Beyond the light, the room was dark, but immediately beside him he could make out a medical gurney, metal instruments on top. Next to that was a heart monitor. Behind, obscured by the darkness, was a silhouette, watching him from the shadows.
‘What’s going on?’ he said.
The silhouette didn’t reply. Didn’t even move.
He could see further down his body now. His wrists were locked in place on the arms of a dentist’s chair. He wriggled his fingers, then tried to move his hands again. The binds stretched and tightened.
‘What’s going on?’
He tried moving his legs. Nothing. Tried again. Still nothing. In his head, it felt like they were thrashing around. But, further up his body — where he still had feeling — he knew they weren’t moving. They were paralysed.
He looked to the silhouette again.
‘Why can’t I feel my legs?’
Still no reply.
He felt tears well in his eyes.
‘What are you doing to me?’
A hand touched his stomach. He started, and turned his head the other way. Standing next to him was a huge man — tall and powerful, dressed in black. He had a white apron on, and a surgical face mask. He lowered it.
‘Hello,’ he said.
‘What’s going on?’
‘You’re standing on a precipice. Did you know that?’
‘What?’
‘You’re standing on the edge of opportunity, and you don’t even know it. You will know it, though. You will come to know opportunity in the coming days, to understand the sacrifice we’ve made for you. But first we need to take care of some things.’
‘Please, I don’t know wha—’
‘I’ll see you on the other side.’
The tall man pulled his mask back over his chin and stepped back from the dentist’s chair, into the darkness.
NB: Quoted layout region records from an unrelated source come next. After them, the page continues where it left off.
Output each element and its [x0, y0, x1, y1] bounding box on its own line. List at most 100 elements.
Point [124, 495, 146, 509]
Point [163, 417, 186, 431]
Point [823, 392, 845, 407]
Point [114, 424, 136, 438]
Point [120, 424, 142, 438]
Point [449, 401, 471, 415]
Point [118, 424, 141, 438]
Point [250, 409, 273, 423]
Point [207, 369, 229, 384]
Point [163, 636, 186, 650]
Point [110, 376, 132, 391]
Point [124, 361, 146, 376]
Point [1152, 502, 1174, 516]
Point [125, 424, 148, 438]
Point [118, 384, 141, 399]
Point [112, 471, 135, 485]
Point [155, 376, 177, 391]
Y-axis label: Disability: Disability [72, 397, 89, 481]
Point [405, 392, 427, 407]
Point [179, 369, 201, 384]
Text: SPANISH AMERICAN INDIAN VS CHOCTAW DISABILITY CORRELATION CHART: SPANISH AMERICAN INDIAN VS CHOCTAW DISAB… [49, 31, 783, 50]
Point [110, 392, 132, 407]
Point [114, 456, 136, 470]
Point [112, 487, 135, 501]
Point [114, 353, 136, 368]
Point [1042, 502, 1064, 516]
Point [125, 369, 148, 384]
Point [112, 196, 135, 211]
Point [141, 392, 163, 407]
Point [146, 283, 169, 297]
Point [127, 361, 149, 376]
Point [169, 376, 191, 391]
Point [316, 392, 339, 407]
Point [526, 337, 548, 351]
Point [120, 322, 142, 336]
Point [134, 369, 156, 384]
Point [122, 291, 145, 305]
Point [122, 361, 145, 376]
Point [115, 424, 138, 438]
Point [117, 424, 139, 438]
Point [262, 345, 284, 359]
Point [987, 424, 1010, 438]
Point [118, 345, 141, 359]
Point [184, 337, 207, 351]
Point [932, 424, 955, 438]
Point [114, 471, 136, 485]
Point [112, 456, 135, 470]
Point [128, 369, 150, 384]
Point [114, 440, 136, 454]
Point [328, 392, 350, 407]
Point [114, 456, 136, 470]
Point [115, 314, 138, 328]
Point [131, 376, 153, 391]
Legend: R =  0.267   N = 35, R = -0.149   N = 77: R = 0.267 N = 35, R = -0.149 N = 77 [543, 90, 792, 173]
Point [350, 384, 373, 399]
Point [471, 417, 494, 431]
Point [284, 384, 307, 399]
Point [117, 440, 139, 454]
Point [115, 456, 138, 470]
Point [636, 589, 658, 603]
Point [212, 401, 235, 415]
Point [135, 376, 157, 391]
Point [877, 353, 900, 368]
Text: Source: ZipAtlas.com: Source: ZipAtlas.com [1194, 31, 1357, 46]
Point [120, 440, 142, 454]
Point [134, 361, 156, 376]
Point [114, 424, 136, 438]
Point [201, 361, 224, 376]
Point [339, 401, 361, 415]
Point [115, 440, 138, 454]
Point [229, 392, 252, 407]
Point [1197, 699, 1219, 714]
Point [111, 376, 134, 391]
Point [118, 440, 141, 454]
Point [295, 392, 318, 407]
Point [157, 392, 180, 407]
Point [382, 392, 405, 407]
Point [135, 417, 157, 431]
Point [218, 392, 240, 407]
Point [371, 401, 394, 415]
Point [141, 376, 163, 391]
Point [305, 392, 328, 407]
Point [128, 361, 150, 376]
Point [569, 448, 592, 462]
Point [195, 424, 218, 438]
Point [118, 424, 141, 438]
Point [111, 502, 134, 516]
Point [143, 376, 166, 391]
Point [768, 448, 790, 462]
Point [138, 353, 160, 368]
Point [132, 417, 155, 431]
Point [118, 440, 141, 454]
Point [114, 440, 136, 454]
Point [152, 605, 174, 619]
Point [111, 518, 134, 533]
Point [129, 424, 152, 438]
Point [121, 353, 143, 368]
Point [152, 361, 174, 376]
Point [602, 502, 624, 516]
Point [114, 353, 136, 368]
A woman came forward in his place, dressed in a white coat and wearing a surgical mask, a blue medical cap tied around her dark hair. A bloodstained apron squeezed her short, plump frame. She leaned into him. There were blood spatters on the mask too.
‘Please…’
The woman placed a hand over his eyes, over his face. Then she slid something into his mouth. A huge, metal object — like a clamp. It clicked. He tried to speak, tried to scream, but the clamp had locked his mouth open. All he could do was gurgle.
He watched her.
Please.
From somewhere, a quiet metallic buzz. His eyes flicked left and right, trying to see where the noise was coming from. It got louder.
What are you doing? he tried to say, but it was just another gurgle. He swallowed. Watched her. Saw her fiddling with something, and listened as the buzz got louder. Then, from her side, she brought up a dental drill, its point spinning.
He looked from her to the drill.
Oh God, no.
And then he blacked out.
He woke. Everything was quiet. It was the middle of the night, when the shadows in the room were at their deepest and thickest. And it was cold. Freezing cold. He pulled the blanket right up to his neck and turned on his pillow, facing the ceiling.